Earnings distributions

Distributions of earnings they will be subject to ordinary income tax unless they are qualified distributions. For a distribution to be a qualified distribution:

  • It must be for a “qualification reason” (mentioned above), i
  • Distribution must not occur before five years from January 1 of the year you first established and contributed to a Roth IRA. (For example, if you first opened and contributed to a Roth IRA on May 18, 2019, this five-year rule would be met as of January 1, 2024).

And profit distributions will be subject to a 10% penalty unless:

  • Distribution is made for a “qualification reason” (mentioned above), or
  • Know one of the “other exceptions” to the 10% penalty (also shown in the list above).

The following flow chart summarizes the tax treatments of the profit distributions of a Roth IRA:

All of Roth’s IRAs look like one

By applying the above rules, the IRS sees all of your Roth IRAs together as a great Roth IRA. For example, distributions of a Roth IRA will not be counted as profit distributions until you have withdrawn an amount greater than total of all your contributions to all your Roth IRAs.

Example: In 2018, you contributed $ 2,000 to Roth. In 2019, you opened a Roth IRA with another brokerage firm and contributed $ 3,000. By 2021, each Roth has grown to $ 5,000. You can withdraw $ 5,000 from either Roth IRA (but not both) without having to pay taxes or fines because total the contributions were $ 5,000 and because the IRS considers them to be a Roth IRA for this purpose.

What if you inserted a Roth 401 (k) or 403 (b) into your Roth IRA?

If you entered assets from a designated Roth account into a business plan (that is, what we would normally call Roth 401 (k) or Roth 403 (b)) in your Roth IRA, these transfer amounts are separated into contributions and gains – and then grouped into the appropriate category along with the regular contributions and gains of Roth IRA.

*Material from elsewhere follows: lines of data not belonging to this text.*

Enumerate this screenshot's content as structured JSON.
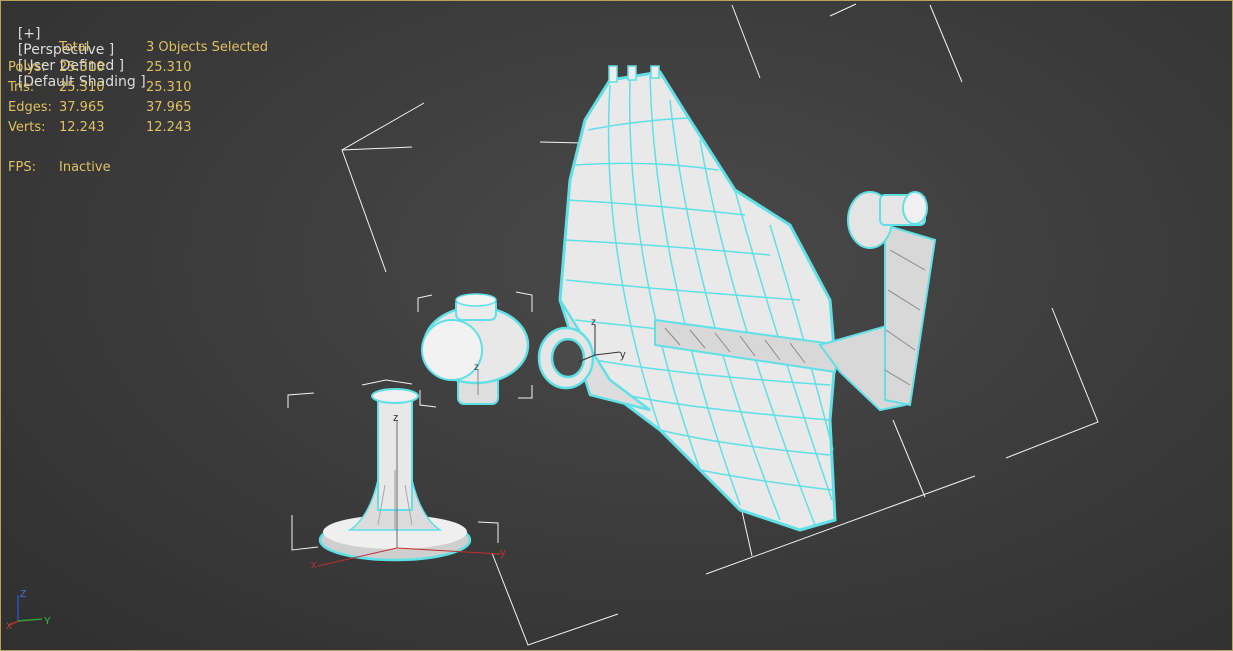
{
  "viewport": {
    "label": {
      "plus": "[+]",
      "view": "[Perspective ]",
      "camera": "[User Defined ]",
      "shading": "[Default Shading ]"
    },
    "stats": {
      "header_total": "Total",
      "header_selected": "3 Objects Selected",
      "rows": [
        {
          "name": "Polys:",
          "total": "25.310",
          "selected": "25.310"
        },
        {
          "name": "Tris:",
          "total": "25.310",
          "selected": "25.310"
        },
        {
          "name": "Edges:",
          "total": "37.965",
          "selected": "37.965"
        },
        {
          "name": "Verts:",
          "total": "12.243",
          "selected": "12.243"
        }
      ],
      "fps_label": "FPS:",
      "fps_value": "Inactive"
    },
    "gizmo_axes": {
      "z": "Z",
      "y": "Y",
      "x": "X"
    },
    "pivot_axes": {
      "z": "z",
      "y": "y",
      "x": "x"
    },
    "colors": {
      "stats_text": "#e0c060",
      "selection_outline": "#5fe0e6",
      "object_fill": "#e6e6e6",
      "axis_x": "#c03030",
      "axis_y": "#30a030",
      "axis_z": "#3050c0"
    }
  }
}
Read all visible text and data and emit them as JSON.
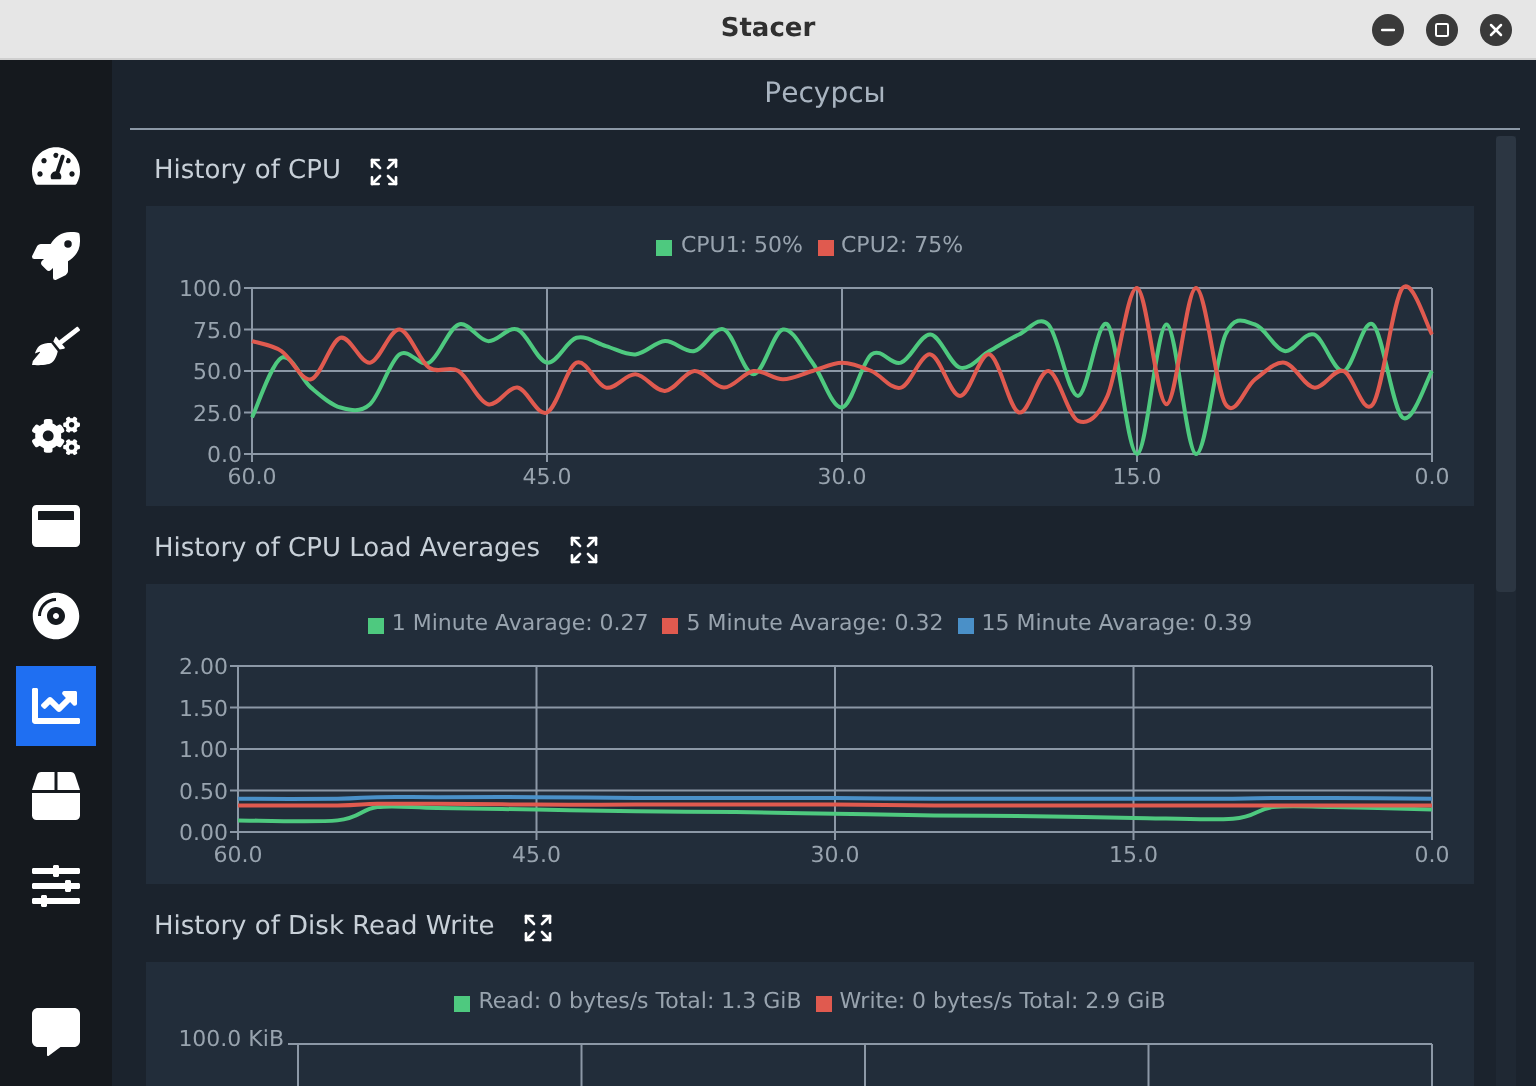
{
  "window": {
    "title": "Stacer"
  },
  "sidebar": {
    "items": [
      {
        "selected": false
      },
      {
        "selected": false
      },
      {
        "selected": false
      },
      {
        "selected": false
      },
      {
        "selected": false
      },
      {
        "selected": false
      },
      {
        "selected": true
      },
      {
        "selected": false
      },
      {
        "selected": false
      },
      {
        "selected": false
      }
    ]
  },
  "page": {
    "title": "Ресурсы"
  },
  "sections": [
    {
      "title": "History of CPU",
      "chart_data": {
        "type": "line",
        "grid": true,
        "legend": "top",
        "x": [
          60,
          58.5,
          57,
          55.5,
          54,
          52.5,
          51,
          49.5,
          48,
          46.5,
          45,
          43.5,
          42,
          40.5,
          39,
          37.5,
          36,
          34.5,
          33,
          31.5,
          30,
          28.5,
          27,
          25.5,
          24,
          22.5,
          21,
          19.5,
          18,
          16.5,
          15,
          13.5,
          12,
          10.5,
          9,
          7.5,
          6,
          4.5,
          3,
          1.5,
          0
        ],
        "xlim": [
          60,
          0
        ],
        "ylim": [
          0,
          100
        ],
        "xticks": [
          {
            "value": 60,
            "label": "60.0"
          },
          {
            "value": 45,
            "label": "45.0"
          },
          {
            "value": 30,
            "label": "30.0"
          },
          {
            "value": 15,
            "label": "15.0"
          },
          {
            "value": 0,
            "label": "0.0"
          }
        ],
        "yticks": [
          {
            "value": 0,
            "label": "0.0"
          },
          {
            "value": 25,
            "label": "25.0"
          },
          {
            "value": 50,
            "label": "50.0"
          },
          {
            "value": 75,
            "label": "75.0"
          },
          {
            "value": 100,
            "label": "100.0"
          }
        ],
        "series": [
          {
            "name": "CPU1: 50%",
            "color": "#4ec97f",
            "values": [
              22,
              58,
              40,
              28,
              30,
              60,
              55,
              78,
              68,
              75,
              55,
              70,
              65,
              60,
              68,
              62,
              75,
              48,
              75,
              55,
              28,
              60,
              55,
              72,
              52,
              62,
              72,
              78,
              35,
              78,
              0,
              78,
              0,
              72,
              78,
              62,
              72,
              50,
              78,
              22,
              50
            ]
          },
          {
            "name": "CPU2: 75%",
            "color": "#e05a4f",
            "values": [
              68,
              62,
              45,
              70,
              55,
              75,
              52,
              50,
              30,
              40,
              25,
              55,
              40,
              48,
              38,
              50,
              40,
              50,
              45,
              50,
              55,
              50,
              40,
              60,
              35,
              60,
              25,
              50,
              20,
              35,
              100,
              30,
              100,
              30,
              45,
              55,
              40,
              50,
              30,
              100,
              72
            ]
          }
        ]
      }
    },
    {
      "title": "History of CPU Load Averages",
      "chart_data": {
        "type": "line",
        "grid": true,
        "legend": "top",
        "x": [
          60,
          55,
          53,
          50,
          45,
          40,
          35,
          30,
          25,
          20,
          15,
          10,
          8,
          5,
          0
        ],
        "xlim": [
          60,
          0
        ],
        "ylim": [
          0,
          2
        ],
        "xticks": [
          {
            "value": 60,
            "label": "60.0"
          },
          {
            "value": 45,
            "label": "45.0"
          },
          {
            "value": 30,
            "label": "30.0"
          },
          {
            "value": 15,
            "label": "15.0"
          },
          {
            "value": 0,
            "label": "0.0"
          }
        ],
        "yticks": [
          {
            "value": 0,
            "label": "0.00"
          },
          {
            "value": 0.5,
            "label": "0.50"
          },
          {
            "value": 1,
            "label": "1.00"
          },
          {
            "value": 1.5,
            "label": "1.50"
          },
          {
            "value": 2,
            "label": "2.00"
          }
        ],
        "series": [
          {
            "name": "1 Minute Avarage: 0.27",
            "color": "#4ec97f",
            "values": [
              0.14,
              0.14,
              0.3,
              0.29,
              0.27,
              0.25,
              0.24,
              0.22,
              0.2,
              0.19,
              0.17,
              0.16,
              0.3,
              0.3,
              0.27
            ]
          },
          {
            "name": "5 Minute Avarage: 0.32",
            "color": "#e05a4f",
            "values": [
              0.32,
              0.32,
              0.34,
              0.34,
              0.33,
              0.33,
              0.33,
              0.33,
              0.32,
              0.32,
              0.32,
              0.32,
              0.32,
              0.32,
              0.32
            ]
          },
          {
            "name": "15 Minute Avarage: 0.39",
            "color": "#4a90c8",
            "values": [
              0.4,
              0.4,
              0.42,
              0.42,
              0.42,
              0.41,
              0.41,
              0.41,
              0.4,
              0.4,
              0.4,
              0.4,
              0.41,
              0.41,
              0.4
            ]
          }
        ]
      }
    },
    {
      "title": "History of Disk Read Write",
      "cut_chart": {
        "top_label": "100.0 KiB",
        "legend": [
          {
            "name": "Read: 0 bytes/s Total: 1.3 GiB",
            "color": "#4ec97f"
          },
          {
            "name": "Write: 0 bytes/s Total: 2.9 GiB",
            "color": "#e05a4f"
          }
        ]
      }
    }
  ]
}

It should be noted: at least in theory, this information should be passed on from the business plan administrator to the Roth IRA administrator. But it’s best to keep your own records so you can demonstrate the part of the change that is attributed to contributions.

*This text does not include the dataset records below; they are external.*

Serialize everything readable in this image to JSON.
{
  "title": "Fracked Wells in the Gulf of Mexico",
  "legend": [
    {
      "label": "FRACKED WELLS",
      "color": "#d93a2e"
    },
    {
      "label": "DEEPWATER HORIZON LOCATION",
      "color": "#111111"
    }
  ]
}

Example: Over the course of a few years, you will contribute $ 50,000 to your Roth 401 (k). After leaving this employer, enter the entire Roth 401 (k), which is worth $ 80,000 at the time of the change, into your Roth IRA. In order to enforce the distribution rules discussed above, the $ 50,000 is treated as if it were regular Roth IRA contributions (i.e., you can withdraw from the Roth IRA tax-free and penalty-free at any time). ). And the additional $ 30,000 will be treated the same as any other Roth IRA benefit (i.e., it will be treated according to the rules shown in the flow chart above).